To iterate, change the origin and, optionally, eta and phi. If you want to use square grids of cellsize c, then
Randomly generate u0 between 0 and c and, independently of that, generate v0 between 0 and c. Set O = (u0, v0).
Randomly generate an angle alpha between 0 and 90 degrees.
Set eta = (cos( alpha ) / c, sin( alpha ) / c). Let's call these coordinates (u, v).
Set phi to be perpendicular to eta and of the same length; a good choice (one of two) is
phi = (-v, u).
Here is an example. Suppose the cellsize is c = 30. Let the grid origin be randomly set to O = (13.2, 29.1) and suppose you don't want to rotate the grid, so you fix alpha = 0. Then
eta = (1/30, 0). so phi = (0, 1/30).
The upper map shows contours of eta (specifically, contours of z = eta(x,y) = x/30). The lower map shows contours of phi (specifically, contours of z = phi(x,y) = y/30). This illustrates how one of the covectors determines the columns and the other covector determines the rows of a grid.
From these you compute
x0 = eta( O ) = 1/30 * 13.2 + 0 * 29.1 = 13.2/30;
y0 = phi( O ) = 0 * 13.2 + 1/30 * 29.1 = 29.1/30.

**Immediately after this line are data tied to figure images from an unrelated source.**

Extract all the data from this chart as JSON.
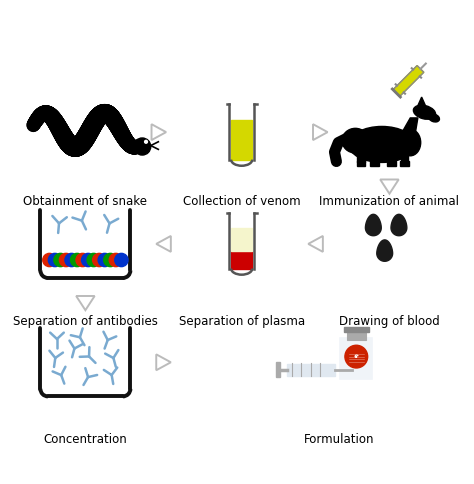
{
  "background_color": "#ffffff",
  "steps": [
    {
      "label": "Obtainment of snake"
    },
    {
      "label": "Collection of venom"
    },
    {
      "label": "Immunization of animal"
    },
    {
      "label": "Separation of antibodies"
    },
    {
      "label": "Separation of plasma"
    },
    {
      "label": "Drawing of blood"
    },
    {
      "label": "Concentration"
    },
    {
      "label": "Formulation"
    }
  ],
  "arrow_color": "#bbbbbb",
  "tube_outline": "#555555",
  "tube_yellow": "#d4d800",
  "tube_red": "#cc0000",
  "tube_pale": "#f5f5cc",
  "antibody_color": "#7aaad0",
  "bead_colors": [
    "#dd2200",
    "#0033cc",
    "#009900"
  ],
  "blood_drop_color": "#1a1a1a",
  "container_outline": "#111111",
  "label_fontsize": 8.5
}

Consider a point P = (400000, 3543220) (which could be in UTM coordinates for instance). Its cell is indexed by
i = Floor(1/30 * 400000 + 0 * 3543220 - 13.2/30) = 13332 and
j = Floor(0 * 400000 + 1/30 * 3543220 - 29.1/30) = 118106.
You could create a single key out of this pair by concatenating them with a delimiter, such as ",", producing the string "13333,118106".

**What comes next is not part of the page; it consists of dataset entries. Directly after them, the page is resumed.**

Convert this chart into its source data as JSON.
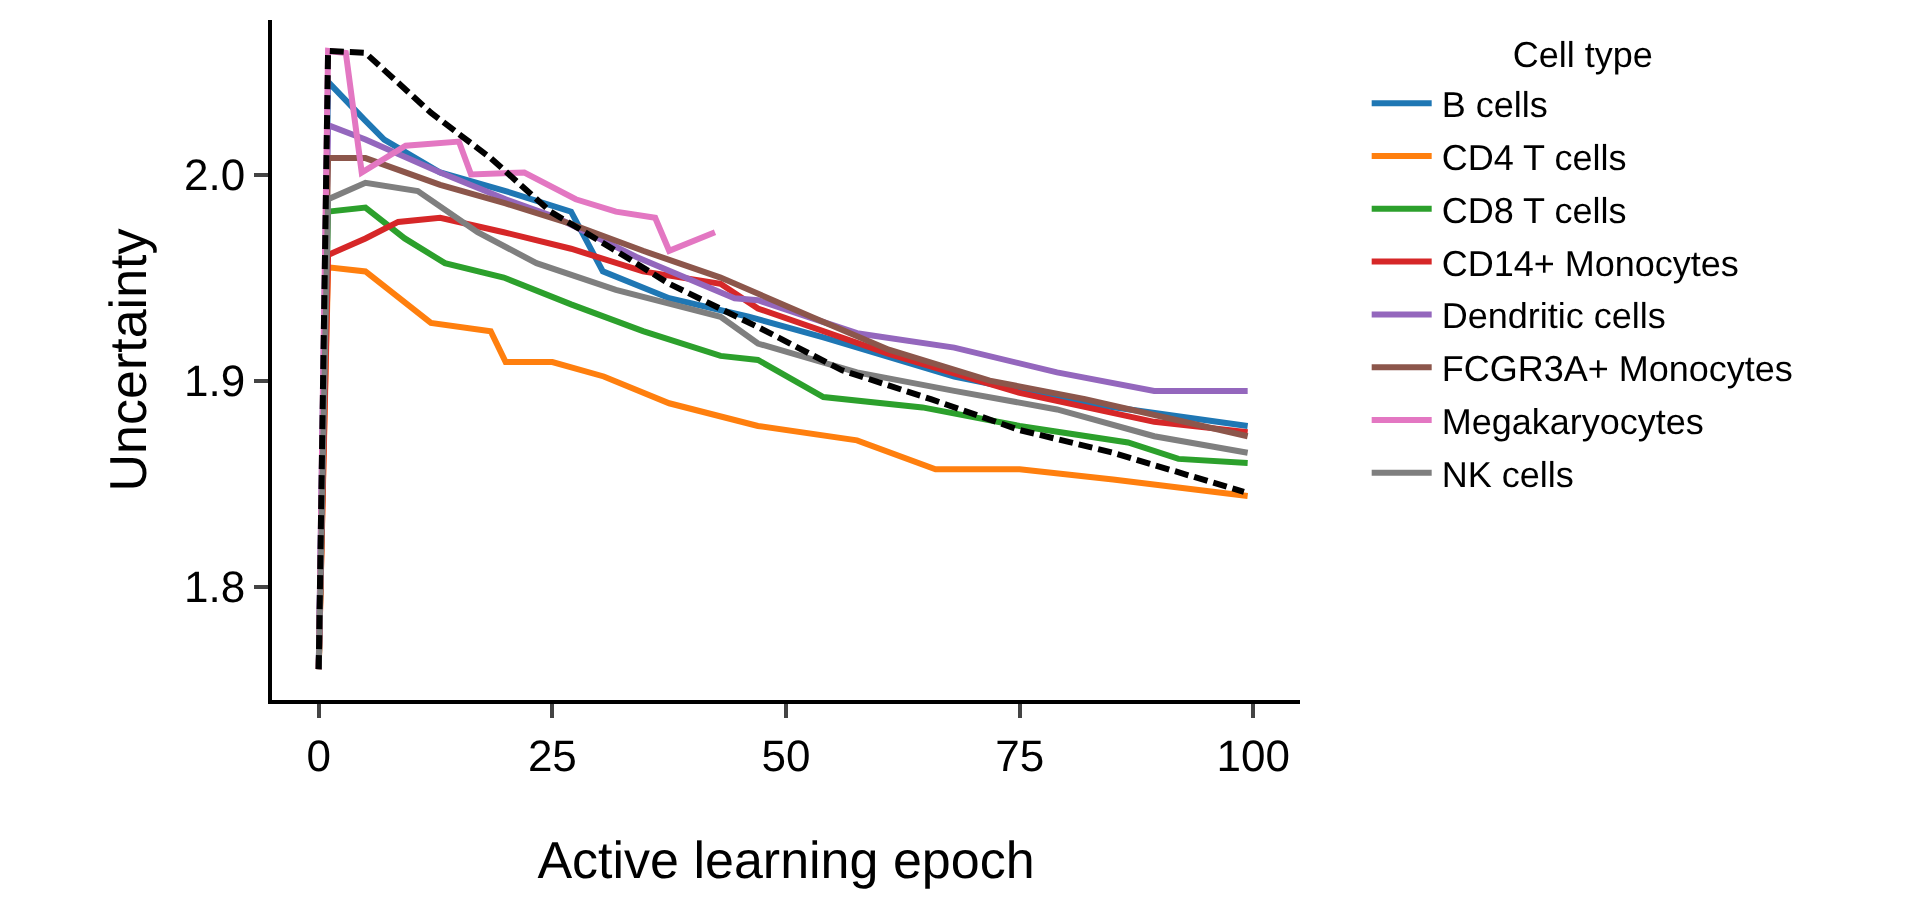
{
  "chart_data": {
    "type": "line",
    "xlabel": "Active learning epoch",
    "ylabel": "Uncertainty",
    "legend_title": "Cell type",
    "legend": "right",
    "grid": false,
    "marker": "none",
    "xlim": [
      -5,
      105
    ],
    "xticks": [
      0,
      25,
      50,
      75,
      100
    ],
    "ylim": [
      1.745,
      2.075
    ],
    "yticks": [
      1.8,
      1.9,
      {
        "value": 2.0,
        "label": "2.0"
      }
    ],
    "series": [
      {
        "name": "B cells",
        "color": "#1f77b4",
        "x": [
          0,
          1,
          4.8,
          7,
          13,
          20,
          27,
          30.4,
          37.5,
          46,
          54,
          68,
          82,
          99.4
        ],
        "values": [
          1.76,
          2.045,
          2.027,
          2.017,
          2.001,
          1.992,
          1.982,
          1.953,
          1.94,
          1.931,
          1.921,
          1.902,
          1.889,
          1.878
        ]
      },
      {
        "name": "CD4 T cells",
        "color": "#ff7f0e",
        "x": [
          0,
          1,
          5,
          12,
          18.4,
          20,
          25,
          30.5,
          37.5,
          47,
          57.6,
          66,
          75,
          85,
          99.4
        ],
        "values": [
          1.76,
          1.955,
          1.953,
          1.928,
          1.924,
          1.909,
          1.909,
          1.902,
          1.889,
          1.878,
          1.871,
          1.857,
          1.857,
          1.852,
          1.844
        ]
      },
      {
        "name": "CD8 T cells",
        "color": "#2ca02c",
        "x": [
          0,
          1,
          5,
          9.2,
          13.5,
          19.8,
          27,
          34.7,
          43,
          47,
          54,
          64.6,
          75,
          86.6,
          92,
          99.4
        ],
        "values": [
          1.76,
          1.982,
          1.984,
          1.969,
          1.957,
          1.95,
          1.937,
          1.924,
          1.912,
          1.91,
          1.892,
          1.887,
          1.878,
          1.87,
          1.862,
          1.86
        ]
      },
      {
        "name": "CD14+ Monocytes",
        "color": "#d62728",
        "x": [
          0,
          1,
          5,
          8.5,
          13,
          19.8,
          27,
          34.7,
          43,
          47,
          61,
          75,
          89.4,
          99.4
        ],
        "values": [
          1.76,
          1.961,
          1.969,
          1.977,
          1.979,
          1.972,
          1.964,
          1.953,
          1.947,
          1.935,
          1.913,
          1.894,
          1.88,
          1.875
        ]
      },
      {
        "name": "Dendritic cells",
        "color": "#9467bd",
        "x": [
          0,
          1,
          5,
          13,
          20,
          25.5,
          34,
          44.5,
          47,
          57.6,
          68,
          79,
          89.4,
          99.4
        ],
        "values": [
          1.76,
          2.024,
          2.017,
          2.001,
          1.988,
          1.979,
          1.96,
          1.94,
          1.939,
          1.923,
          1.916,
          1.904,
          1.895,
          1.895
        ]
      },
      {
        "name": "FCGR3A+ Monocytes",
        "color": "#8c564b",
        "x": [
          0,
          1,
          5,
          13,
          20,
          27,
          34.7,
          43,
          52.7,
          61,
          71.8,
          82,
          99.4
        ],
        "values": [
          1.76,
          2.008,
          2.008,
          1.995,
          1.986,
          1.976,
          1.963,
          1.95,
          1.931,
          1.915,
          1.9,
          1.891,
          1.873
        ]
      },
      {
        "name": "Megakaryocytes",
        "color": "#e377c2",
        "x": [
          0,
          1,
          2.9,
          4.6,
          9.3,
          15,
          16.3,
          22,
          27.5,
          31.8,
          36,
          37.5,
          42.4
        ],
        "values": [
          1.76,
          2.06,
          2.059,
          2.001,
          2.014,
          2.016,
          2.0,
          2.001,
          1.988,
          1.982,
          1.979,
          1.963,
          1.972
        ]
      },
      {
        "name": "NK cells",
        "color": "#7f7f7f",
        "x": [
          0,
          1,
          5,
          10.6,
          17,
          23.3,
          31.8,
          43,
          47,
          57.6,
          68,
          79,
          89.4,
          99.4
        ],
        "values": [
          1.76,
          1.988,
          1.996,
          1.992,
          1.972,
          1.957,
          1.944,
          1.931,
          1.918,
          1.904,
          1.895,
          1.886,
          1.873,
          1.865
        ]
      },
      {
        "color": "#000000",
        "line_style": "dashed",
        "x": [
          0,
          1,
          5,
          12,
          18.4,
          24.8,
          31.8,
          37.5,
          47,
          56,
          65.5,
          75,
          85,
          99
        ],
        "values": [
          1.76,
          2.06,
          2.059,
          2.03,
          2.008,
          1.982,
          1.963,
          1.947,
          1.926,
          1.905,
          1.891,
          1.876,
          1.865,
          1.846
        ]
      }
    ]
  }
}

The point P is white. The grid is obtained by overlaying the first two maps transparently: together, the contours of the two covectors describe the cells of the grid. Changing the grid merely requires changing its origin O and/or the basis covectors eta and phi, then recalculating the rows and columns of each point P.
Raster solution
The idea is the same as the vector solution, but you exploit the raster capabilities of the GIS. This makes rotation difficult, but you can arbitrarily change the origin in ArcGIS simply by changing the "Analysis Environment" for Spatial Analyst.
There are problems, though. What you would like to do in each iteration is
Convert the point data to a grid (having 0/1 values in the cells).
Perform an "aggregate" operation to summarize the values by groups of cells.
In (1), you need to use a cellsize so small that no two points end up in the same cell. This restriction is severe if there are clusters of points, but it is forced on us by ArcGIS limitations. If you use a cellsize that is an integral fraction of the aggregate size--such as 3 m when 30 m is needed for the aggregation--then everything will work out beautifully.
Comments
When the points are densely spaced throughout the grid extent but do not get very close to each other, the raster solution can be faster than the vector one. However, in general the vector solution will be more flexible (you can rotate the grids and there's no problem with coincident points), even though it may be a little slower in execution. The calculations are readily scripted in ArcGIS or in R. (It may be preferable to stay within ArcGIS if you're already set up to do that.)